On the other hand, Cointelegraph also published an article on X today, stating that there are six key indicators suggesting that Bitcoin bulls still dominate the market. The article mentions that the main reasons for the recent Bitcoin drop were the repayment of 140,000 BTC by Mt. Gox to its customers and the market sell-off panic caused by Germany’s liquidation of Bitcoin.
However, as the price dropped, the divergence between the price drop and the rising Relative Strength Index (RSI) gradually increased, which usually indicates a weakening of selling pressure. In technical analysis, this situation often suggests a potential price reversal or a slowdown in the current downward trend.
Two other classic technical indicators support the possibility of a bullish reversal. First, on July 5th, Bitcoin formed a bullish hammer candlestick pattern, characterized by a long lower shadow and a short upper shadow. A similar situation occurred in May as well.
Second, Bitcoin’s daily RSI value is close to its oversold threshold of 30, which usually indicates consolidation or a period of recovery. Analyst Jacob Canfield predicts that this indicator may indicate a trend reversal, with Bitcoin expected to rise to around $70,000.
With the probability of a September interest rate hike increasing, Bitcoin’s ability to recover in the coming weeks is further enhanced. According to the latest employment data released by the US Labor Department on the 5th, the non-farm payroll employment for April and May was revised down by a total of 111,000, indicating a continued slowdown in the booming US job market and adding confidence to the US’s efforts to combat inflation.
In addition, according to CME FedWatch data, the probability of a rate cut in September reached 70.8%, much higher than the previous month’s prediction of 57.9%. When the job market weakens, the Federal Reserve usually considers cutting interest rates to stimulate economic activity. Lower rates are usually positive for Bitcoin and other risk assets as they make traditional safe investments like US Treasury bonds less attractive.
Another bullish indicator in the Bitcoin market is the recovery of net inflows into the US spot Bitcoin ETF after two consecutive days of outflows. On July 5th, when the US reported weak unemployment data, the Bitcoin spot ETF attracted a net inflow of $143 million, indicating an increase in risk sentiment among Wall Street investors.
Furthermore, more clues for Bitcoin’s upward movement come from the recent increase in the US M2 money supply. M2 includes cash, checking deposits, and easily convertible near money such as savings deposits, money market securities, and other time deposits. As of May 2024, the M2 money supply grew by approximately 0.82% compared to a peak in October 2023, which had dropped by 4.74% to around 3.50%.
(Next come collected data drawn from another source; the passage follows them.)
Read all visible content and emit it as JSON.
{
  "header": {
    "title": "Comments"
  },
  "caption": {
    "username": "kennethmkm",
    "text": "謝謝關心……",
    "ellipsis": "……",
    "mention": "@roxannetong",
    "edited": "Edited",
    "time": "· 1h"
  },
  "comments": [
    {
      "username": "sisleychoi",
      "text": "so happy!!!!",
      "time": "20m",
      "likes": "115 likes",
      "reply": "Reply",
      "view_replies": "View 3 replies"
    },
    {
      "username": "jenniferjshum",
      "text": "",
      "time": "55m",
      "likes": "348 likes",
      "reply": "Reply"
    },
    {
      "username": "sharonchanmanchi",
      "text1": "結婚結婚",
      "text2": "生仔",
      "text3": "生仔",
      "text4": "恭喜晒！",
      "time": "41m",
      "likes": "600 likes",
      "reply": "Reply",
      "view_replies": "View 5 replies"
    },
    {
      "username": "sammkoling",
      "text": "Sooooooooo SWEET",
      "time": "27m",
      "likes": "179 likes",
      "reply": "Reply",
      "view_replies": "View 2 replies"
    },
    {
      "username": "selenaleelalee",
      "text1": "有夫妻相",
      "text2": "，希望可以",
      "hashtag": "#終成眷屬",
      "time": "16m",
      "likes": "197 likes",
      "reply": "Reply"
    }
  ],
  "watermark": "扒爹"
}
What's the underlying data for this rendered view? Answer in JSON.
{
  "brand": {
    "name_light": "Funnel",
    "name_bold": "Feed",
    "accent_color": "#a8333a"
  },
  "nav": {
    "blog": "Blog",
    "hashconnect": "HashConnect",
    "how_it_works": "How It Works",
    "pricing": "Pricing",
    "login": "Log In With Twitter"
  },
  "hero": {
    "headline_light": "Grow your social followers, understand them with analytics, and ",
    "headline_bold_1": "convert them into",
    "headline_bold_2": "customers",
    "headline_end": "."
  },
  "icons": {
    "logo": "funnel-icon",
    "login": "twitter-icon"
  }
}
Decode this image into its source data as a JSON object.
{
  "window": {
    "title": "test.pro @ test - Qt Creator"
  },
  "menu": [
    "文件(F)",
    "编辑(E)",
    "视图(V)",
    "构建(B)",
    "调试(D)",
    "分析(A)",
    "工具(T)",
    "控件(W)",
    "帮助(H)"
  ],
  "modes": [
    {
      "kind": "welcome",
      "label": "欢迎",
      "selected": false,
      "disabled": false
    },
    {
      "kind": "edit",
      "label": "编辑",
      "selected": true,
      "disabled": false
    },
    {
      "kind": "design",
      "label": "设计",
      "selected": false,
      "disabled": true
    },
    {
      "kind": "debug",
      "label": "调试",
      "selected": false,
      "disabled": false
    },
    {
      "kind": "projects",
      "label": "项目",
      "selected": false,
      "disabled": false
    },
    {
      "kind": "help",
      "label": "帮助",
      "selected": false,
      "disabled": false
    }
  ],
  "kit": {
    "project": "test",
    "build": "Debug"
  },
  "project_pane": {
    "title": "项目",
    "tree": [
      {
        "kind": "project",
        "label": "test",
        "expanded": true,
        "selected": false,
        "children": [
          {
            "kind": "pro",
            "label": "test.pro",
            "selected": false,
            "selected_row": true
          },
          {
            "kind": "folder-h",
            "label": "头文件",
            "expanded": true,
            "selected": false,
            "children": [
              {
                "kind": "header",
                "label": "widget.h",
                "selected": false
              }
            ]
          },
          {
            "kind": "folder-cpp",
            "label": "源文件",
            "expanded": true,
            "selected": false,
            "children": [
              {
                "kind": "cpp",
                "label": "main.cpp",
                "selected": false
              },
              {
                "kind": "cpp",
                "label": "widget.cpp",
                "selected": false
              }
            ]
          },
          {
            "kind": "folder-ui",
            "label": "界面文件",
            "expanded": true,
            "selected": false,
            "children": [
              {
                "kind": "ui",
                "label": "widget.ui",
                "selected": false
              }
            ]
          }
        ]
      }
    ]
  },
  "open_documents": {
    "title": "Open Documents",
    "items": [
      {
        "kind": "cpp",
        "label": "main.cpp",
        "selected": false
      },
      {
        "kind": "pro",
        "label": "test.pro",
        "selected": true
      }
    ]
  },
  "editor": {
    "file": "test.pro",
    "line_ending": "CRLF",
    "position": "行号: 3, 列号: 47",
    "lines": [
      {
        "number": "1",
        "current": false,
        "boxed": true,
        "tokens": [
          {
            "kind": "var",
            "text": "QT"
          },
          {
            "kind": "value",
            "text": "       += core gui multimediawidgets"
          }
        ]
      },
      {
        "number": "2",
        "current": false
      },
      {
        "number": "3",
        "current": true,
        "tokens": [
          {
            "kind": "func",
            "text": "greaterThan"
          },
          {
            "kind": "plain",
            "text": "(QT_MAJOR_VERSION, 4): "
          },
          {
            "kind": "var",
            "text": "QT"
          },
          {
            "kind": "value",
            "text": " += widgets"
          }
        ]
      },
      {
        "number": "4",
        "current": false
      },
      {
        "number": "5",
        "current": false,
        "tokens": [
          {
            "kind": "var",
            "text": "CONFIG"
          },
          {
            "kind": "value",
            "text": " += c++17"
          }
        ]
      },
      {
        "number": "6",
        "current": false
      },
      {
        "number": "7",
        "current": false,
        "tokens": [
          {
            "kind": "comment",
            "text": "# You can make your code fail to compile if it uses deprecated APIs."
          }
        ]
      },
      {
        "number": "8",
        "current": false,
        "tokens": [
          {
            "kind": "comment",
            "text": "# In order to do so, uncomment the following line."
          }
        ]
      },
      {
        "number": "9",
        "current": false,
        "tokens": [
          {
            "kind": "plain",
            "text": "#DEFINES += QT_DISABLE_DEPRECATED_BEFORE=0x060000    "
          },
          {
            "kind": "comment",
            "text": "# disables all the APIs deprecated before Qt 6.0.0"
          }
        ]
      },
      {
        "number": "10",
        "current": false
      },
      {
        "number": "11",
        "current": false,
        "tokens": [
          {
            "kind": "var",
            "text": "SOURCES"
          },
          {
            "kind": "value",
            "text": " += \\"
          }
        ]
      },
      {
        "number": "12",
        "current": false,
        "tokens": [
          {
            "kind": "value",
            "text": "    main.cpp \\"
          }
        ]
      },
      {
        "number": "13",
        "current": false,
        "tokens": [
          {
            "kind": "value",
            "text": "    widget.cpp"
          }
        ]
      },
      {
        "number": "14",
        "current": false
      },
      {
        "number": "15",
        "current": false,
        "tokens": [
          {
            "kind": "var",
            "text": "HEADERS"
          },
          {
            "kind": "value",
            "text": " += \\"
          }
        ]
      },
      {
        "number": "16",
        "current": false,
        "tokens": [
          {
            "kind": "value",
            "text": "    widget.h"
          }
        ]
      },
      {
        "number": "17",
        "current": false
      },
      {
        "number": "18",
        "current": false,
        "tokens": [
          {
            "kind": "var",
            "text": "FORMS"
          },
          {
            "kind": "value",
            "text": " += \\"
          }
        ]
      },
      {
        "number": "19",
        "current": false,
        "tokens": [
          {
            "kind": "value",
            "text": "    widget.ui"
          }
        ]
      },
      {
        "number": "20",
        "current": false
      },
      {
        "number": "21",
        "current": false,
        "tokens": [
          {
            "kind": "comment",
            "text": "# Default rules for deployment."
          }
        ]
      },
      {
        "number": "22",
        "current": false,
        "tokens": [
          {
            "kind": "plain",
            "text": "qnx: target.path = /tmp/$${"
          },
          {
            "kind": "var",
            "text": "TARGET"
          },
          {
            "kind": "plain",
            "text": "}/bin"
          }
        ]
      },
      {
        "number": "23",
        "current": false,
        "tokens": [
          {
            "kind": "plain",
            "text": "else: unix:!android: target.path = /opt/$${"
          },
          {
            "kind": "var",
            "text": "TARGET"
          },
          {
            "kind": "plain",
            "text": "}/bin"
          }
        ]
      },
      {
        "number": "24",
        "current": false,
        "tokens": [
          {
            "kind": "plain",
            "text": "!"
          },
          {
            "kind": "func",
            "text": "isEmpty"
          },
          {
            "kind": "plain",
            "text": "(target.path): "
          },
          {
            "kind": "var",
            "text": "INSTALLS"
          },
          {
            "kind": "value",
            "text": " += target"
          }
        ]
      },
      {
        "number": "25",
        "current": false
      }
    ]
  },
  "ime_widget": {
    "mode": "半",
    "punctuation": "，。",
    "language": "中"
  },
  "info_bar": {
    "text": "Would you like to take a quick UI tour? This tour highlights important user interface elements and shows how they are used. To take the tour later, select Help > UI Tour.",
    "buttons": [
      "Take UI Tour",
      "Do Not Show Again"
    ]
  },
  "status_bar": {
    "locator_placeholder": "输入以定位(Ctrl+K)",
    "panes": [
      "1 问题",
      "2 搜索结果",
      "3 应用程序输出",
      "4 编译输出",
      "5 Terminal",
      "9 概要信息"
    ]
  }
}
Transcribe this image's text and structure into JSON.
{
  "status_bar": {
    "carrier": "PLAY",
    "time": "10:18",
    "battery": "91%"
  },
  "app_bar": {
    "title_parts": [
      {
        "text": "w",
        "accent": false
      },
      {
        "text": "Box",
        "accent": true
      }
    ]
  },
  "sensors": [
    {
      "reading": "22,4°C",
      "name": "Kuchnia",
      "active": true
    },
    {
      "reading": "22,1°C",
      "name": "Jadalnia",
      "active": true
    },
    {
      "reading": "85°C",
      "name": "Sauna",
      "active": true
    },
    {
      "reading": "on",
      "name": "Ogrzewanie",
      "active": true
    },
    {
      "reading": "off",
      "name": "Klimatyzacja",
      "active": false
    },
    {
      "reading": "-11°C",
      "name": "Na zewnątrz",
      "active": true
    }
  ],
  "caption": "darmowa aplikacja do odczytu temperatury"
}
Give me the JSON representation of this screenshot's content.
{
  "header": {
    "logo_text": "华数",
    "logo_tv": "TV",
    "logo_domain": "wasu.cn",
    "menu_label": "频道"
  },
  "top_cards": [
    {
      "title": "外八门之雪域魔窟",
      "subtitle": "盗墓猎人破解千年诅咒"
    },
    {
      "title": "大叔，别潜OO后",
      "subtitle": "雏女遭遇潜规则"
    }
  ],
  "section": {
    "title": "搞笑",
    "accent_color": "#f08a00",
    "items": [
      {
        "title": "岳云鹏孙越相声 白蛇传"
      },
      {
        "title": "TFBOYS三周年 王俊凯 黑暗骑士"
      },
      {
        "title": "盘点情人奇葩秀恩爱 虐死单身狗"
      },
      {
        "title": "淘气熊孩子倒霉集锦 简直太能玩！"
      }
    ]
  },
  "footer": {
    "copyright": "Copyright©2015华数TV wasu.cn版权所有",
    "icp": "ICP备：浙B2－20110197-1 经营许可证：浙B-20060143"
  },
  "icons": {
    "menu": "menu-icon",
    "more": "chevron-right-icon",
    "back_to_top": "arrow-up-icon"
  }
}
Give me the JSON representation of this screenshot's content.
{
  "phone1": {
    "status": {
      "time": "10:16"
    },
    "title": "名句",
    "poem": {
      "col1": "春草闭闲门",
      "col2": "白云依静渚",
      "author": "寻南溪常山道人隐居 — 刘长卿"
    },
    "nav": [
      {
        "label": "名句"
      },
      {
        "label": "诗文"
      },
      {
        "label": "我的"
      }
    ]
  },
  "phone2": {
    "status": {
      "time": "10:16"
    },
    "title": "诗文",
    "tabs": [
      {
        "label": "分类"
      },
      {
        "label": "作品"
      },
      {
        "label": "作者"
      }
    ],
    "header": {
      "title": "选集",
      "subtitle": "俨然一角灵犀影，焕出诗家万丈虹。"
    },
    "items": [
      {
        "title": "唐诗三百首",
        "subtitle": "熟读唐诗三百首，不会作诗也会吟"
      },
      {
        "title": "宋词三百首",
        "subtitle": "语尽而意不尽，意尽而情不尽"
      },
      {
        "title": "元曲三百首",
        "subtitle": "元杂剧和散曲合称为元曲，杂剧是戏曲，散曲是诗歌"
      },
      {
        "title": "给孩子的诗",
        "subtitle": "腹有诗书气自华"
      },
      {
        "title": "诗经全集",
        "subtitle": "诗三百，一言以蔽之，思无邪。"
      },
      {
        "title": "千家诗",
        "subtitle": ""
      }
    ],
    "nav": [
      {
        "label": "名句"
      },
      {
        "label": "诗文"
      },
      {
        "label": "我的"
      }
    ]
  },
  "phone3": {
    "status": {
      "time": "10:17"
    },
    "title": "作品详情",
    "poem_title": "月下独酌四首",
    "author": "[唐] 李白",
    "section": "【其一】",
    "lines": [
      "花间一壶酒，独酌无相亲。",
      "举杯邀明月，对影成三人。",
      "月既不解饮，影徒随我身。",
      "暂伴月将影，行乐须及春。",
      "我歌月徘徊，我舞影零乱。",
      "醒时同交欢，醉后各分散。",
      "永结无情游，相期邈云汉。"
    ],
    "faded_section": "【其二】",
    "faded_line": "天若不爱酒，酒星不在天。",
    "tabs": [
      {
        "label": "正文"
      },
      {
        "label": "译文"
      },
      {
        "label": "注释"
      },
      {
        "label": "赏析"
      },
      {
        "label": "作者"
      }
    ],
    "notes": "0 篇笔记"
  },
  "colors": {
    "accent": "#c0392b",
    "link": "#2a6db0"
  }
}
The Bitcoin miner capitulation indicator is approaching the level seen when the market bottomed out after the FTX crash in 2022, indicating that Bitcoin may have already reached its bottom. Miner capitulation occurs when miners reduce operations or sell a portion of the mined Bitcoin and reserves to sustain their livelihood, generate income, or hedge Bitcoin risks.
Market analysts have pointed out that signs of capitulation have appeared multiple times in the past month, with the Bitcoin price dropping from $68,791 to $53,550. It is worth noting that Bitcoin’s hashrate has significantly declined, with a total computing power decrease of 7.7%, reaching a four-month low of 576 EH/s.
The decline in hashrate indicates that some miners are scaling back operations, reflecting the financial pressure on the mining community after the halving. As weaker miners exit the market or reduce operations, more competitive miners will gain larger profits, which may stabilize their operations and reduce the demand for selling Bitcoin.
In summary, despite the recent decline in Bitcoin, there are indications that it may rebound. The withdrawal of a large number of BTC from exchanges is seen as a bullish signal, and several key indicators, such as the divergence between price drop and RSI, the bullish hammer candlestick pattern, the oversold RSI value, the increased probability of a September interest rate cut, the recovery of net inflows into the US spot Bitcoin ETF, and the increase in the US M2 money supply, all suggest that Bitcoin still has the potential to rise.